You’ll Be Selling Popcorn at the Airport

The idea was to get her to fall asleep. Ainsley was tired; we all were. Weather had delayed our flight, the final flight from Cleveland back to Sioux Falls, for at least an hour Ian was content to re-watch Frozen yet another time, whereas Ainsley, at 20 months, wasn’t so easily placated. I got her into the stroller and pushed on.

“Let’s see what’s going on,” I said, and we joined the throng.

I’ve always loved people-watching, and there’s no better place than at the airport. An airport is a unique nexus in human existence, pulling together more disparate people in a more routine fashion than has ever been possible.

Certainly, there have always been travelers’ hubs, great intersections or ports of renown. Before air travel, however, none could boast of flinging its transients so far and so easily. This melting pot of patrons provided me the perfect entertainment for my monotonous round trips.

A cart operator passed us, the vision of a charioteer lording over his metal steed, and slowed to honk at the shuffling masses unaware of his urgency. He was clean-cut with short, spiked hair. Small, dark earlobe gauges swung with the his intermittent progress. Black, rectangular glasses framed his eyes.

As the driver moved on, I heard him say, “My parents… I grew up in the poor part of town.” Then he disappeared with his bounty of travelers, and I pushed my own steady on.

“Well,” I heard a woman say as she removed her smart phone from her ear, “I think I just got *both* days off.” Her voice lifted with excitement, but her distracted male companion simply rummaged through his bag. “Oh, yeah?” he murmured, but it was her turn to show disinterest, and the good news evaporated between them.

I watched a couple of young men decide to purchase a new hiking pack at a sporting goods kiosk. A worker extended a long hook to retrieve the bag from the highest row of merchandise. The sharp store lighting flared around them like a science fiction movie.

I encountered the same family of seven several times. At first the four girls sprawled across a row of seats, brightly colored book bags scattered around and upon them. The children dotted ages from early teenage to infancy, the youngest strapped against mom in a black fabric sling dotted in white figures I couldn’t discern.

Then they were leading each other down the corridor, hand-in-hand-in-hand, like a human daisy-chain. Mom lead them right up to the shortest McDonald’s line. With everyone accounted for, they dropped hands and resumed looking bored and exhausted.

There were other recurring characters. Take the five employees required to manage the gourmet popcorn area.
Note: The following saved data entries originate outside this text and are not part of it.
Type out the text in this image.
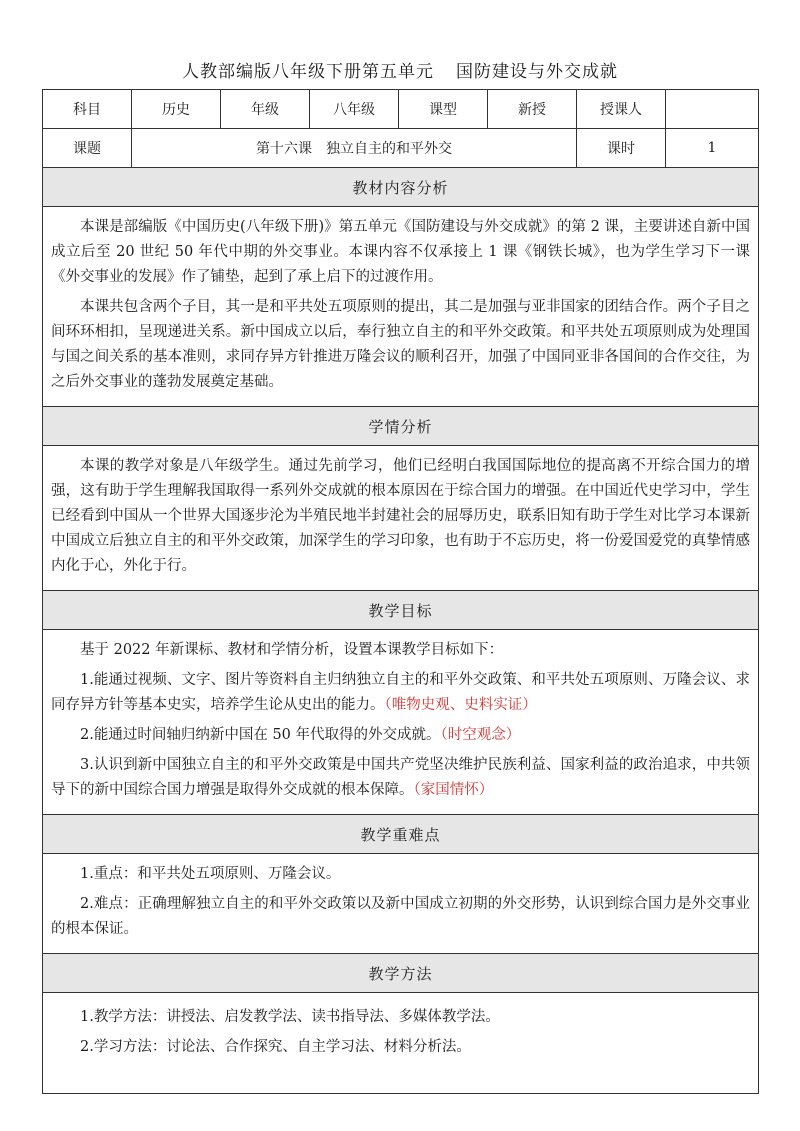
人教部编版八年级下册第五单元 国防建设与外交成就
科目	历史	年级	八年级	课型	新授	授课人	
课题	第十六课　独立自主的和平外交					课时	1
教材内容分析							

本课是部编版《中国历史(八年级下册)》第五单元《国防建设与外交成就》的第 2 课，主要讲述自新中国成立后至 20 世纪 50 年代中期的外交事业。本课内容不仅承接上 1 课《钢铁长城》，也为学生学习下一课《外交事业的发展》作了铺垫，起到了承上启下的过渡作用。

本课共包含两个子目，其一是和平共处五项原则的提出，其二是加强与亚非国家的团结合作。两个子目之间环环相扣，呈现递进关系。新中国成立以后，奉行独立自主的和平外交政策。和平共处五项原则成为处理国与国之间关系的基本准则，求同存异方针推进万隆会议的顺利召开，加强了中国同亚非各国间的合作交往，为之后外交事业的蓬勃发展奠定基础。							

学情分析							

本课的教学对象是八年级学生。通过先前学习，他们已经明白我国国际地位的提高离不开综合国力的增强，这有助于学生理解我国取得一系列外交成就的根本原因在于综合国力的增强。在中国近代史学习中，学生已经看到中国从一个世界大国逐步沦为半殖民地半封建社会的屈辱历史，联系旧知有助于学生对比学习本课新中国成立后独立自主的和平外交政策，加深学生的学习印象，也有助于不忘历史，将一份爱国爱党的真挚情感内化于心，外化于行。							

教学目标							

基于 2022 年新课标、教材和学情分析，设置本课教学目标如下：

1.能通过视频、文字、图片等资料自主归纳独立自主的和平外交政策、和平共处五项原则、万隆会议、求同存异方针等基本史实，培养学生论从史出的能力。（唯物史观、史料实证）

2.能通过时间轴归纳新中国在 50 年代取得的外交成就。（时空观念）

3.认识到新中国独立自主的和平外交政策是中国共产党坚决维护民族利益、国家利益的政治追求，中共领导下的新中国综合国力增强是取得外交成就的根本保障。（家国情怀）							

教学重难点							

1.重点：和平共处五项原则、万隆会议。

2.难点：正确理解独立自主的和平外交政策以及新中国成立初期的外交形势，认识到综合国力是外交事业的根本保证。							

教学方法							

1.教学方法：讲授法、启发教学法、读书指导法、多媒体教学法。

2.学习方法：讨论法、合作探究、自主学习法、材料分析法。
Each worker stood before a different variety: original, cheddar, kettle, chocolate, and cash register. Whenever I passed by, I found each worker stooped over his or her confection, elbows resting atop the counter, chin resting atop hands, waiting. Yet each time their stores of treats appeared more and more depleted, unlike the line at Starbucks.

I watched as a janitor made his way down the concourse, inconveniencing men and women equally at every restroom on the floor. A soldier with a tight but optimistic smile found his gate, then moved to another one, then bought a pizza. A man enjoyed a pasta dish at Wolfgang Puck’s for an hour and change. The family of seven reclaimed their row.

I wonder what people thought of me, a graying, bearded man in his mid-thirties, pushing around a lethargic but alert toddler for an eternity. From time to time, he would stop to peer at the little blondy who would smile back at his sigh. And he would always look straight up as they passed beneath the brachiosaurus skeleton replica.

Eventually I got the text to head back. I can’t count how many miles I walked in that finite space. As I joined my family — and the new friends they’d made in waiting — I bid a silent farewell to the transient friendships I’d made in motion.

People watching at O’Hare taught me something I already knew: everyone is a stereotype from far away. Thankfully, airports bring people closer.